Second, waiting reveals who’s in command. We all want to have our hands on the steering wheel of our lives, but God graciously uses seasons of waiting to remind us that we are not (and have never been) in control. But trusting God when we don’t understand is no easy thing. How quickly the lies and distortions of his character come in! God is withholding X from me. God is cruel.
With such dangerous, rebellious thoughts whispering in our hearts, it’s incredibly tempting to elevate our experiences above the Word of God. It’s a battle to submit to God and take Him at his Word and lay down our accusations against his goodness.
Waiting also has the tendency to make us think life is about us, when all of Scripture remind us that the focus of our waiting ought to be the Lord. I wait for the Lord, my whole being waits, and in his word I put my hope. I wait for the Lord, more than watchmen wait for the morning (Psalm 130:5-6).
This doesn’t question the legitimacy of longing for a job or a spouse or clarity over a big decision, but to submit to the loving, all-wise and gracious rule of our God and long to know him more than you long for his blessings – that, too, is a battle.
Here are a few things to do as you wait.
- Pray: Paul reminds us in Ephesians 6 that we do not wrestle against flesh and blood, but against the powers of this dark world and spiritual forces of evil. Make no mistake: waiting is a war zone, and we need the grace of God to guard our hearts and enable us to fight well. Pray for that grace. Pray for the full armour of God. Pray for repentance when you seek refuge elsewhere. Pray that you would taste and see that the Lord is good (Psalm 34:8).
- Draw others in: It’s generally inadvisable to stand alone on a battlefield. Tell good friends and family where you are struggling to trust the Lord’s timing or his ways. Ask them to pray for and with you, that you would stand firm in the hope of the gospel.

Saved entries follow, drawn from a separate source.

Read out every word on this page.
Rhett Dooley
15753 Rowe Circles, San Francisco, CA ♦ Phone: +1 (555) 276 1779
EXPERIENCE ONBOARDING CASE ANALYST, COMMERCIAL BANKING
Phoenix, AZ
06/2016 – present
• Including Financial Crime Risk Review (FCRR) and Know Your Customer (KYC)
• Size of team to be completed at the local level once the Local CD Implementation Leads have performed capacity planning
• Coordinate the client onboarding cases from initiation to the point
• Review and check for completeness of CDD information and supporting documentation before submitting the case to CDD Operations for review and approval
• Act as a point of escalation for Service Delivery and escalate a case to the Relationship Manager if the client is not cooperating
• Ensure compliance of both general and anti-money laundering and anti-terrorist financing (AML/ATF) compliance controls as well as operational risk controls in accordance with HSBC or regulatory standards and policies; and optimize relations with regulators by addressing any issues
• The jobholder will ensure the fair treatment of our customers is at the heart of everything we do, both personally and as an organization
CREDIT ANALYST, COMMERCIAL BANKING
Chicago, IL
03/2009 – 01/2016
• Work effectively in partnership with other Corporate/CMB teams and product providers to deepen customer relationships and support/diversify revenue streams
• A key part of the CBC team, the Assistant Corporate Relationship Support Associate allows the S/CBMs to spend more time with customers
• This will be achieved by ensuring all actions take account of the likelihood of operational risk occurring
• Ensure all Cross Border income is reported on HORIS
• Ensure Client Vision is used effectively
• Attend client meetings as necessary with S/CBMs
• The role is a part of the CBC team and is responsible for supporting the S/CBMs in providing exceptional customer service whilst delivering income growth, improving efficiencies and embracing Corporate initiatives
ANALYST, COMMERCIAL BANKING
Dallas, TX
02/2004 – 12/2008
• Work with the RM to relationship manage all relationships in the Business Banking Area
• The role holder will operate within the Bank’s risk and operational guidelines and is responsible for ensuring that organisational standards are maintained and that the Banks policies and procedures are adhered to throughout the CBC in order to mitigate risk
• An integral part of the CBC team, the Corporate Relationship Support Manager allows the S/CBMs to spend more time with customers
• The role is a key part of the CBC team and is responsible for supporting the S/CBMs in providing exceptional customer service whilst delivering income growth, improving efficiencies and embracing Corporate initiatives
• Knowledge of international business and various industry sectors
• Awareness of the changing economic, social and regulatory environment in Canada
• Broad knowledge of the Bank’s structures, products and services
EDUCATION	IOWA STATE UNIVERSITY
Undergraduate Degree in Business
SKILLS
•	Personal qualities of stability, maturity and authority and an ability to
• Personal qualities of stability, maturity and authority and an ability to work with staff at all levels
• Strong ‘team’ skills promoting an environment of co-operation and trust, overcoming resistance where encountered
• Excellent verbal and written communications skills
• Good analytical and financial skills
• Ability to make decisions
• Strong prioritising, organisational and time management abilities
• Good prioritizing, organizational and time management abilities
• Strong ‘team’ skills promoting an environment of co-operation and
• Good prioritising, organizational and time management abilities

- Remember: When the way ahead is unclear, look back on past mercies. How have you seen the Lord at work in previous seasons of waiting, both in your circumstances and in your heart? But don’t stop at looking back. Look ahead too, to the sure and certain return of your Saviour. That is a hope that will not be put to shame.
- Witness: Waiting well can be a significant witness to those in and outside the church. We can quickly grow complacent and dull in our waiting for our Bridegroom to return, so let the sharp edges of your waiting witness to your fellow believers that this world is not all there is. But waiting well also witnesses to our world of the satisfaction and abundant life found in Christ alone. When you say no to engaging in lifestyles the Lord does not permit, when you resist temptations that waiting seems to exacerbate, when others ask why you won’t compromise – you are living out the truth that Jesus is more than enough and knowing him is infinitely greater than receiving his good gifts.